In the south, the landscape of Dhofar Province, kept lush-green by the monsoon winds, has a timeless allurement. Salalah, its capital, built more or less yesterday, is a spotless town of landscaped boulevards and cream-coloured sandcastle architecture.
In the past, this south-eastern corner of the Arabian Peninsula was the home of a flourishing trade in frankincense and myrrh – the most sought after substances in the ancient world. The use of both these incenses has faded with the years, but in the souks of Oman today, they are still on the shopping list of inhabitant and tourist alike.

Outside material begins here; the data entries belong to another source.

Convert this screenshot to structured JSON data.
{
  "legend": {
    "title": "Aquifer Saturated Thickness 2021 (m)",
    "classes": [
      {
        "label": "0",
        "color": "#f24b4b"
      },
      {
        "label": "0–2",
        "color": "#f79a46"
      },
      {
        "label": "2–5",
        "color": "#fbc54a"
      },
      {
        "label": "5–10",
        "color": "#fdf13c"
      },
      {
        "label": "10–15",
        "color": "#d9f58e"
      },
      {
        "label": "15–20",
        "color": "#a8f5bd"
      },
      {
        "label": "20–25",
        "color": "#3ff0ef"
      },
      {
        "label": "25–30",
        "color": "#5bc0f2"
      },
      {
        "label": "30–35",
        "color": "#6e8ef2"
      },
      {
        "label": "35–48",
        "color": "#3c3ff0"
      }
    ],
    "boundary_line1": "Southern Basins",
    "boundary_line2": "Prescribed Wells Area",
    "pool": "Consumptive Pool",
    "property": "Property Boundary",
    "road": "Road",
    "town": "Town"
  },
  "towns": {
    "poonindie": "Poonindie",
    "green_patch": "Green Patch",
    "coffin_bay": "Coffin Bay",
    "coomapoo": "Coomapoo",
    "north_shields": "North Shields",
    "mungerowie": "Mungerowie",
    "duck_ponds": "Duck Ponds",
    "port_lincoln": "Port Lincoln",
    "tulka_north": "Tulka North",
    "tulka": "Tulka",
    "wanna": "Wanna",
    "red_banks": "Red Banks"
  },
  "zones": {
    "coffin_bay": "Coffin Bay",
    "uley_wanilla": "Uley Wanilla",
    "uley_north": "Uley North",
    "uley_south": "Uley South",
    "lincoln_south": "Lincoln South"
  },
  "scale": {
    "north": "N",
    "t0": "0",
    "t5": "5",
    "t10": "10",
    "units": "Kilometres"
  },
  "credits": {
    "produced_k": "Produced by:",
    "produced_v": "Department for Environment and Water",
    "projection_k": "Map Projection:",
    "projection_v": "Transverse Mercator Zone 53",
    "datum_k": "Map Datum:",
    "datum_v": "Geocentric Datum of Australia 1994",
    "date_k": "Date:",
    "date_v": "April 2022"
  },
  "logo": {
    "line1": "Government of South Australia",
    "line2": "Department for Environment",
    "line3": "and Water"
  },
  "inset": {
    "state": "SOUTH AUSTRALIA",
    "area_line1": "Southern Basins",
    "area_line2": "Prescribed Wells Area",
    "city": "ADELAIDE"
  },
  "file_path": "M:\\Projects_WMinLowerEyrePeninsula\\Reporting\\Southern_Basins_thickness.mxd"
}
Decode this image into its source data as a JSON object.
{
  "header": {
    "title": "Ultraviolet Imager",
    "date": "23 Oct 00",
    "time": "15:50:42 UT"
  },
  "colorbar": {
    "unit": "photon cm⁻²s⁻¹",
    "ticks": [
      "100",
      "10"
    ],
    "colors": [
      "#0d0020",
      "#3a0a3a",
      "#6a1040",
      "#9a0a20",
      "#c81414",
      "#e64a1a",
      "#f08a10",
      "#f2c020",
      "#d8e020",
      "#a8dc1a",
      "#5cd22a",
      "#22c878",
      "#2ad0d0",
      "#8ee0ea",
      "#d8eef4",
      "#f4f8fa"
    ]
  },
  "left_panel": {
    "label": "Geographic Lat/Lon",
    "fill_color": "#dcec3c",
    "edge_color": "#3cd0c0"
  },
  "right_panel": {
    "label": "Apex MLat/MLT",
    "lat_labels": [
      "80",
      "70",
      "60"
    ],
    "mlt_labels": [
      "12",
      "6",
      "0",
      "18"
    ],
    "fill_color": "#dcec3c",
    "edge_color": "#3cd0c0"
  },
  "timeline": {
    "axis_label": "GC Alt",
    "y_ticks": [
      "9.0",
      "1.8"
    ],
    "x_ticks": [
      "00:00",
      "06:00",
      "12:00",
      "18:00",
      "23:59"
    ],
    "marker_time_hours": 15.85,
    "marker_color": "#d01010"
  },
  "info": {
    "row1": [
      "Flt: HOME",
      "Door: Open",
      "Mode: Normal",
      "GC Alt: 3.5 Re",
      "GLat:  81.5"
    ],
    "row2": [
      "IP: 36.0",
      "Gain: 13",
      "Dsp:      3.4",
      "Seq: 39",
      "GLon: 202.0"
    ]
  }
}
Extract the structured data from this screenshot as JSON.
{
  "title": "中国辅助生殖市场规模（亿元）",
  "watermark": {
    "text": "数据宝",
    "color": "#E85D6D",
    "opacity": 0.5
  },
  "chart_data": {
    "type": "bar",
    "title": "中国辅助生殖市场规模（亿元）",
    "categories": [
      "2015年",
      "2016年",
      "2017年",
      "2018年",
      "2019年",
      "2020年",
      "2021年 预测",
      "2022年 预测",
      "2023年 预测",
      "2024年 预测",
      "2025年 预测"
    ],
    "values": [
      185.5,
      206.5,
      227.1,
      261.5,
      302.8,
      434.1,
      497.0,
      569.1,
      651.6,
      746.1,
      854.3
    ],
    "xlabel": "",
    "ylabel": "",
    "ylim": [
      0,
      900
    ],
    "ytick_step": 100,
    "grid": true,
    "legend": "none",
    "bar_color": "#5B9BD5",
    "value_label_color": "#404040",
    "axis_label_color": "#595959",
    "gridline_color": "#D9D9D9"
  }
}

With this spectacular scenic magic, Oman is the place for those who yearn to enjoy the enticements of nature in all its colours and observant government officials are preserving this endowment to a great extent. More than any other country, as far as humanly possible, an ecological balance is being maintained.
For visitors seeking history, there are over 500 historic citadels and forts, a good number restored, dotting the countryside. From among these are: the two forts Mirani and Jelali, guarding Muscat’s harbour; the Portuguese Fort, guarding the neighbouring port of Muttrah; the fort found in the oasis of Nizwa; and the splendid fort at Rustaq, guarding the approaches to Jebel Akhdar.
The modern, enwrapped in the past and the historic monuments are beginning to draw the visitors, especially the affluent. The government has adopted a policy of encouraging controlled quality tourism. Its commitment is reflected in the continual improvement of visa formalities, provision of grants and soft loans and efforts in creating a positive investment climate in which tourism can thrive.
Oman is a tale from The Thousand and One Nights, noted for its intricately worked silver daggers and where, in places like Sur, wooden dhows are still constructed by hand. Its souks overflowing with perfume and spices, diffuse the enticing aroma of past ages. After haggling in these medieval souks, the visitor can then partake in the fine food and drink offered in all the country’s excellent hotels and restaurants.
Tourism, non-existent a few years ago, is now making rapid progress and is expected to soon become one of the reliable sectors of the economy. However, in spite of the rapid expansion of the tourist industry, the emphasis is on quality – of the some 8,000 hotel rooms in the country, the majority are in five star hotels.
The country has all it takes to make the land tourist-attractive. Crime is almost non-existent; the Omani are friendly and welcoming; the streets and boulevards are pristine and free of litter and graffiti; excellent paved roads criss-cross the country; autos are mostly new and clean; and there are no beggars in sight. However, Oman, a nation of some 4 miillion, seems to be one of the world’s best kept secret tourist destinations.